With Executive Director /CEO of the Nigerian Export Promotion Council (NEPC) Segun Awolowo, as the inaugural president of the ECOWAS TPOs, the NEPC is repositioning the nation’s export through the implementation of its N50 billion Export Expansion Facility Programme (EEFP), a part of the Economic Sustainability Plan whose development and implementation is being led by the Vice President.
EEFP is expected to significantly raise the volume of non-oil exports in Nigeria, and it’s a spin-off of the Zero Oil Plan developed by Awolowo and approved by the President.

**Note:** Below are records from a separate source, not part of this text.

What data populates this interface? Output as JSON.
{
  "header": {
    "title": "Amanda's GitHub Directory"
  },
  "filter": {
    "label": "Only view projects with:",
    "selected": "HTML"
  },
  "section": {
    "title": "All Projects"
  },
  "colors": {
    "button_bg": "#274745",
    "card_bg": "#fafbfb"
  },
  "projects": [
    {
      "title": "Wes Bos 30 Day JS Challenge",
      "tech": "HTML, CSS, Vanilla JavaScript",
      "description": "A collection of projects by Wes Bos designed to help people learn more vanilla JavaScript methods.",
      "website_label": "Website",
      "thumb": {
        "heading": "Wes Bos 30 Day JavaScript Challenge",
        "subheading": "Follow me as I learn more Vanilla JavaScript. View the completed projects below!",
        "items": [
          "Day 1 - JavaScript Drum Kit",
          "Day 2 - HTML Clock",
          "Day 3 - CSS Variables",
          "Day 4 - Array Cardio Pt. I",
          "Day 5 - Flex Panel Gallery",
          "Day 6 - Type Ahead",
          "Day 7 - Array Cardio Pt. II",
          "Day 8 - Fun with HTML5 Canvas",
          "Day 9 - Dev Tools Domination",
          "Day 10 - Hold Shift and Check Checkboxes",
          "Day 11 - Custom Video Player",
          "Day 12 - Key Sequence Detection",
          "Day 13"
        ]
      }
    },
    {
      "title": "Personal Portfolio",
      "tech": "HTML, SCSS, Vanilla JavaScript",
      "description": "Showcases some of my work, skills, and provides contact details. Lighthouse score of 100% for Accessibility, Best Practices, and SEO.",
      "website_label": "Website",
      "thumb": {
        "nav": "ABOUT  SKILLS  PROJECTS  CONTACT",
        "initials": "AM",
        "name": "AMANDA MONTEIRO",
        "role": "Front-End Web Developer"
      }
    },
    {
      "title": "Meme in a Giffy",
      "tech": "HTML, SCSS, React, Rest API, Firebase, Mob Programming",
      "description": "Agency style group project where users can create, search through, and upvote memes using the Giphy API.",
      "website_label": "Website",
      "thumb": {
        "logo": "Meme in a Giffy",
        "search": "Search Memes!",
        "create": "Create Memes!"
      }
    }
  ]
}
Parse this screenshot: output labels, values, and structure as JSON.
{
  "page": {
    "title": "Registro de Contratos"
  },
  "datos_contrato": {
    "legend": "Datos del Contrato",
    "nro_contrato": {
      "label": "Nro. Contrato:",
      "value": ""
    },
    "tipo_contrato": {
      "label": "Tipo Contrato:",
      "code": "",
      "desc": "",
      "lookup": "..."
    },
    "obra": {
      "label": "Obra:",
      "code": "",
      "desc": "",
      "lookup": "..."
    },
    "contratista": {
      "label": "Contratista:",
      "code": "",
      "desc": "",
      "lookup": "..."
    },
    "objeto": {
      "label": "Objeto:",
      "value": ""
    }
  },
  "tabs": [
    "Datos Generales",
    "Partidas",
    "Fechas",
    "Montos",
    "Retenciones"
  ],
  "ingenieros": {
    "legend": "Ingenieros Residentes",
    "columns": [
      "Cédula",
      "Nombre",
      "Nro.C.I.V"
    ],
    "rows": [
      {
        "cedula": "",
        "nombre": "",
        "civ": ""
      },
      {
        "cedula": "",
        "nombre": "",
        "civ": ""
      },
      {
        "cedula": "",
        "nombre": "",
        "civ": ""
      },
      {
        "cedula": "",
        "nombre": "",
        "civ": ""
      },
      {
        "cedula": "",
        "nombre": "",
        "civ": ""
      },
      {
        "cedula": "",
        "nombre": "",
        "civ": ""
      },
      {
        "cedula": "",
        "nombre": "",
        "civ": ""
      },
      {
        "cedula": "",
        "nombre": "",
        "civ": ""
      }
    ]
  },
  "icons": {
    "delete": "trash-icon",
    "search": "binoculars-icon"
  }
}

Besides providing financial support for the average Nigerian exporter, EEFP is also going to see the establishment of top-notch warehouses close to airports where Nigerian goods meant for export would be packaged to globally competitive standards ahead of their exportation.
The EEFP, in line with the FG’sEconomic Sustainability Plan (ESP), is focused on cushioning the effects of the Covid-19 pandemic on non-oil export businesses,thereby safeguarding jobs and creating new ones.
In March, Minister of Industry,Tradeand Investment (MITI), Niyi Adebayo, officially flagged off the EEFP and launched the first online Grant Management Portal (GMP) for non-oil exports.
While the EEFP is being implemented by the NEPC, the Federal Ministry of Industry, Trade and Investment is the supervisory body over the agency and its operations.
It was learnt although the programme anticipated 500 beneficiaries, since the launch, it has received over 3,500 applications for the grant, out of which over 2,000 were verified after meeting the eligibility criteria.
Federal Government officials said further details and plans on disbursement to final successful beneficiaries are being awaited.